The constraints limit the values of some parameters. These constraints are evaluated after the PARAMETER VALUES are computed. Not all parameters have constraints, and some parameters may have more than one constraint. In the VT task, for instance, the parameter car overtravel has two constraints, a constraint that limits its maximum value, and another one that limits its minimum value.
The CONSTRAINT PROCEDURES are procedures that evaluate if the constraint is satisfied. The constraints establish DEPENDENCY RELATIONS among the parameters. Each procedure contains one expression that computes the CONSTRAINT RESULTS, that can be ``true'' (if the constraint is satisfied) or ``false'' (if the constraint is not satisfied). In the VT example, the parameter car overtravel has the constraint minimum car overtravel, which has a procedure that evaluates if the value of car overtravel is at least the counterweight runby plus 1.5 times the counterweight buffer stroke plus 24 inches. This constraint depends on the value of the parameters car overtravel, counterweight runby and counterweight buffer stroke.

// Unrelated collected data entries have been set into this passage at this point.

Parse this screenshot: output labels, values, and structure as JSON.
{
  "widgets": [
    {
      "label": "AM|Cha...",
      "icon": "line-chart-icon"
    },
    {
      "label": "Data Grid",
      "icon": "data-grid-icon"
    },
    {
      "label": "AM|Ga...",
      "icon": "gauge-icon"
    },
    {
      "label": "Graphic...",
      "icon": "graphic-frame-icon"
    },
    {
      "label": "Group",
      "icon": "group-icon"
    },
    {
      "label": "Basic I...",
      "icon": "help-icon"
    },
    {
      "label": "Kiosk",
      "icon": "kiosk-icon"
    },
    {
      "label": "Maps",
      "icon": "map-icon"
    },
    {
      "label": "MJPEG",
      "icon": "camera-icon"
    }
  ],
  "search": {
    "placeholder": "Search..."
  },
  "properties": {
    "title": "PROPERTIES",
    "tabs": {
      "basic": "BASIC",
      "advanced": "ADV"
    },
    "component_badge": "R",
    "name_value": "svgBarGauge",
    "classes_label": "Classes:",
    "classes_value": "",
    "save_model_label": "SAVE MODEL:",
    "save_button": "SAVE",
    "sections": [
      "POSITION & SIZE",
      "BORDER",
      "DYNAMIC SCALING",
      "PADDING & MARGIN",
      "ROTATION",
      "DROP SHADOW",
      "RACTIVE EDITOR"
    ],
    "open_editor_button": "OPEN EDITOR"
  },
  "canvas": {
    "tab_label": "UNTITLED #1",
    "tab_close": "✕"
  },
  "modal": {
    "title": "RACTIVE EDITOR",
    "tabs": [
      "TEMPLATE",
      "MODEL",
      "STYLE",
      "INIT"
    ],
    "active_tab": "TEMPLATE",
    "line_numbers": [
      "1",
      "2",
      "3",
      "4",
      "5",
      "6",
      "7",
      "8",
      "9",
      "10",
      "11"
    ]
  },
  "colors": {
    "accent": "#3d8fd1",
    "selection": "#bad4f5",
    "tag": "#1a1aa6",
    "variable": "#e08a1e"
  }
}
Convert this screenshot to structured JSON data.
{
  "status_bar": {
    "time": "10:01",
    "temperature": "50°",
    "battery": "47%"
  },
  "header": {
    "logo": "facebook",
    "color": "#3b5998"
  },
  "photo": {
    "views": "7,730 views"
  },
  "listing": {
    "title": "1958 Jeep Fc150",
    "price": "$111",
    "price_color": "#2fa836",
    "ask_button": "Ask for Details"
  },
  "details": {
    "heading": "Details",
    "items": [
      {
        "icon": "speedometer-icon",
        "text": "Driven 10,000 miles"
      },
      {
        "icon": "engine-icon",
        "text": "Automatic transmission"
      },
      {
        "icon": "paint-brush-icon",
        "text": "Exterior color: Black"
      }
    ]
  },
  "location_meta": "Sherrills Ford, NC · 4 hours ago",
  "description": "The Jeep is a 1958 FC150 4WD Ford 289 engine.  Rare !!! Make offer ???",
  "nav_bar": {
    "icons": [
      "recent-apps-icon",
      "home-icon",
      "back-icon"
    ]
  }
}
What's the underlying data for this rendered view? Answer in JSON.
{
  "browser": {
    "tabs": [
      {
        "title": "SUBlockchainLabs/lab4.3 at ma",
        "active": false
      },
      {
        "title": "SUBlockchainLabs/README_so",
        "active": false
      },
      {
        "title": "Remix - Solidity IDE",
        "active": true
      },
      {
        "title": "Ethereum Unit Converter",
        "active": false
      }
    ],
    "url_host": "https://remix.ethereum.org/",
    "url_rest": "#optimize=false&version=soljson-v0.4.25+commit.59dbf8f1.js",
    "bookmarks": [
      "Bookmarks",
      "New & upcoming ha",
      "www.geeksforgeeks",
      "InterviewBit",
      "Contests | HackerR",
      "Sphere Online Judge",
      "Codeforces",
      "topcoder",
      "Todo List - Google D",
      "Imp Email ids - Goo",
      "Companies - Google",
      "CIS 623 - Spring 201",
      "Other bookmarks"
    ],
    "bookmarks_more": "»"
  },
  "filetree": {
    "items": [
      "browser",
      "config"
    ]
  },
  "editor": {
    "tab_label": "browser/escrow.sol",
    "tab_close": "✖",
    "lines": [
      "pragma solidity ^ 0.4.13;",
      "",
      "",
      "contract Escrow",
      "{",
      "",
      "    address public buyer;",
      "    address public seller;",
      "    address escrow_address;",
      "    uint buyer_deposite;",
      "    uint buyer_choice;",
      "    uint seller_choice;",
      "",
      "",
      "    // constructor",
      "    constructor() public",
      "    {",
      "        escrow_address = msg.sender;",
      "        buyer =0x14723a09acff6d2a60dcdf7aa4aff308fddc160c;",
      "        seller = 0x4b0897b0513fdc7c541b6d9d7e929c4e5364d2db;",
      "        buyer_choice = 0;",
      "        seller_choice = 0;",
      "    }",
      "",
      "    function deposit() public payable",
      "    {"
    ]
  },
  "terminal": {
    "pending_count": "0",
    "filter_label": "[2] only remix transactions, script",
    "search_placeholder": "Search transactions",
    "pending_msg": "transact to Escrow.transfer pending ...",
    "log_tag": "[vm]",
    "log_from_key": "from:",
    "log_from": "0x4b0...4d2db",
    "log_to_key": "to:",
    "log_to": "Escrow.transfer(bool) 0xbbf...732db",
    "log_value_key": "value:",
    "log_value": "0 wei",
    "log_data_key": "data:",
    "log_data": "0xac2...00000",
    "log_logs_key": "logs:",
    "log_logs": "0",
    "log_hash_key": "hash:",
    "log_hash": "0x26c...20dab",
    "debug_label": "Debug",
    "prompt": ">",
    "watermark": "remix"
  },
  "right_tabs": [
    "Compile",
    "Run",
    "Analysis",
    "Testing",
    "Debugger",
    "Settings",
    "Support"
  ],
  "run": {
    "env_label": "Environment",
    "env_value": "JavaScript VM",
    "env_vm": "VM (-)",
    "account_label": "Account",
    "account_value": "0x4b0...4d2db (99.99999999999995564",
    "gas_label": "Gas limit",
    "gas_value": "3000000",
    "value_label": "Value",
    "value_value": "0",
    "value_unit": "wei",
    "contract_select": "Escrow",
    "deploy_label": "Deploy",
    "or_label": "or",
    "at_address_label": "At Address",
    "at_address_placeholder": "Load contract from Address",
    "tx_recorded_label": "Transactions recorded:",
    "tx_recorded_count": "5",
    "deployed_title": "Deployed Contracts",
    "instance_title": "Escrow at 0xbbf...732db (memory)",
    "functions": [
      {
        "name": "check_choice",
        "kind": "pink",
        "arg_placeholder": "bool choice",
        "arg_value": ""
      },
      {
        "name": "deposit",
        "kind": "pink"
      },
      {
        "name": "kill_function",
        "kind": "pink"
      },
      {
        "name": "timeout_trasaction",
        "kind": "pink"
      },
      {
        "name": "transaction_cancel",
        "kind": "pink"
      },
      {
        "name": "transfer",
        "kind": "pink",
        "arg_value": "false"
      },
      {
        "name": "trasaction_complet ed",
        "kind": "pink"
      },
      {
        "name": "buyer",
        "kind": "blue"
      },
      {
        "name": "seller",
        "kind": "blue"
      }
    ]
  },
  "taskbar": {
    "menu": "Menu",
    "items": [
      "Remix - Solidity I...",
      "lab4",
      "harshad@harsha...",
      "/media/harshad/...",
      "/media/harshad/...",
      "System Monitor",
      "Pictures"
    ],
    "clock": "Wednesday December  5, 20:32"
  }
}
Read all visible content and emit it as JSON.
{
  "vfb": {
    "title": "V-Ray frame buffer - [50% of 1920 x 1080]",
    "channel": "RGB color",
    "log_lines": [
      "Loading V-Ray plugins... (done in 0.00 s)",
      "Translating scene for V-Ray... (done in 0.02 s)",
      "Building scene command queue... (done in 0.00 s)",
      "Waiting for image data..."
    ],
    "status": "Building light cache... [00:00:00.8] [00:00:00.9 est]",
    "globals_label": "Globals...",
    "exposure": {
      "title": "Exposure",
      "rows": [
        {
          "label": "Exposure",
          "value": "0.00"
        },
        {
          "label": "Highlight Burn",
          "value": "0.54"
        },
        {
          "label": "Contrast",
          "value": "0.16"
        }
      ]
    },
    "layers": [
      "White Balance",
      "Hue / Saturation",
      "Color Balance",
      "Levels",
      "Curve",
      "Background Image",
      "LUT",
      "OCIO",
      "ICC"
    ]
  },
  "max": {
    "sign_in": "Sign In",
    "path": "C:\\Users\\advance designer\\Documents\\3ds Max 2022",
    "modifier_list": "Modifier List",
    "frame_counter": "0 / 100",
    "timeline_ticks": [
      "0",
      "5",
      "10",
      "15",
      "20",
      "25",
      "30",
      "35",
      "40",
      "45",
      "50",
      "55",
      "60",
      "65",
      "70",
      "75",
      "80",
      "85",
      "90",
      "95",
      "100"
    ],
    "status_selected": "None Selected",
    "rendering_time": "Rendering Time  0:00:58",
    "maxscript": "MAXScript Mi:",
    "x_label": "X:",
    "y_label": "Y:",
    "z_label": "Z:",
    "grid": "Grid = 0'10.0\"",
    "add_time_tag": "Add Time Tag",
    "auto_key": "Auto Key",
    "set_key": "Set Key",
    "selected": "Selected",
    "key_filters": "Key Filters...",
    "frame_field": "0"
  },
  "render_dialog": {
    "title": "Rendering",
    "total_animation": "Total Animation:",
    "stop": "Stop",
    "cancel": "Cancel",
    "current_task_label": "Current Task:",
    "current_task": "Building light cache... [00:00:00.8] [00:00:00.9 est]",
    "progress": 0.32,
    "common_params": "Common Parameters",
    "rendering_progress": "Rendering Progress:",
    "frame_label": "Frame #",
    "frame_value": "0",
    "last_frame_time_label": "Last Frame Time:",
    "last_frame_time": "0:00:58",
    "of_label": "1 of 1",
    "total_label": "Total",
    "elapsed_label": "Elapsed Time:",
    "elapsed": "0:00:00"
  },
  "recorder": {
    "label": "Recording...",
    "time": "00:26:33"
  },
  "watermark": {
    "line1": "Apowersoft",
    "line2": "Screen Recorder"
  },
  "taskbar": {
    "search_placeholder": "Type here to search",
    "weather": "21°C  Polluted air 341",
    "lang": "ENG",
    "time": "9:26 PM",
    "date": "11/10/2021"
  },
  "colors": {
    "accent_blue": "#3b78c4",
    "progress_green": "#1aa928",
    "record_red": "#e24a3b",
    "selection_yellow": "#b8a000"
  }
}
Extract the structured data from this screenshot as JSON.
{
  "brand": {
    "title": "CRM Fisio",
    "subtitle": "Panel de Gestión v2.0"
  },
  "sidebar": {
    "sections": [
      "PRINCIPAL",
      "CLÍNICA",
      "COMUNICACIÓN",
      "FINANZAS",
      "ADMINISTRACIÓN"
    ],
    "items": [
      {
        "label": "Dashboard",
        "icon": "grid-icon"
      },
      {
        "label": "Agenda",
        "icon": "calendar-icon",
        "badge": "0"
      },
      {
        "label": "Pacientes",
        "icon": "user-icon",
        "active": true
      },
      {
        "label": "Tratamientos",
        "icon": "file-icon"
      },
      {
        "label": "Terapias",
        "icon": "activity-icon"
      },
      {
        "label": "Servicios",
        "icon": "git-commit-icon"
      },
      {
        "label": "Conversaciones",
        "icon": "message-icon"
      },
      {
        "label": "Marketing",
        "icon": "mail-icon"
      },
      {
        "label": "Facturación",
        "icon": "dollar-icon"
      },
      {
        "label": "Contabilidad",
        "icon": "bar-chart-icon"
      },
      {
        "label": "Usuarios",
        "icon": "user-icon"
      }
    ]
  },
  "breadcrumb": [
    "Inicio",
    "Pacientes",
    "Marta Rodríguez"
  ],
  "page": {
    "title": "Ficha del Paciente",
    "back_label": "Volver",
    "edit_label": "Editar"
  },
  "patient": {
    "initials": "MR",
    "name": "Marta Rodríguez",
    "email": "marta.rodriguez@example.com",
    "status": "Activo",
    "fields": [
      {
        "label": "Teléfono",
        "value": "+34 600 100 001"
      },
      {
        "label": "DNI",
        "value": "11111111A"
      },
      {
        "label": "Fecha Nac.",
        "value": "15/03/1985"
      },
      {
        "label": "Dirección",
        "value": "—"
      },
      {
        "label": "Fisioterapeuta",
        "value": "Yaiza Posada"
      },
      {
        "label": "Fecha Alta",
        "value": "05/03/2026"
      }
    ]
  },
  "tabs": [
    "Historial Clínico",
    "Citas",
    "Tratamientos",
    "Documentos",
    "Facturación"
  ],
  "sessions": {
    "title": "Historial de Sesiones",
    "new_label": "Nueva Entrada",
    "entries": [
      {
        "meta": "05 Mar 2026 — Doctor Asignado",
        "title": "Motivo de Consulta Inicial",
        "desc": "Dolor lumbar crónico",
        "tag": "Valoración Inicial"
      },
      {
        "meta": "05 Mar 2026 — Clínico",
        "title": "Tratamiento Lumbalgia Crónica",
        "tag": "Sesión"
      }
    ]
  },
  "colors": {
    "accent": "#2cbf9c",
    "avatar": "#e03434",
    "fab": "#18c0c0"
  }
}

Figure 7: The formalization of the
check inference and its knowledge roles.
Figure 7 shows the formalization of the
check inference and its knowledge roles. The (11)-(14)
definitions specify the knowledge roles for the inference. In (16),
the check inference verifies the constraints whose
parameters have their values already computed, and have all the
parameters on which they depend already computed.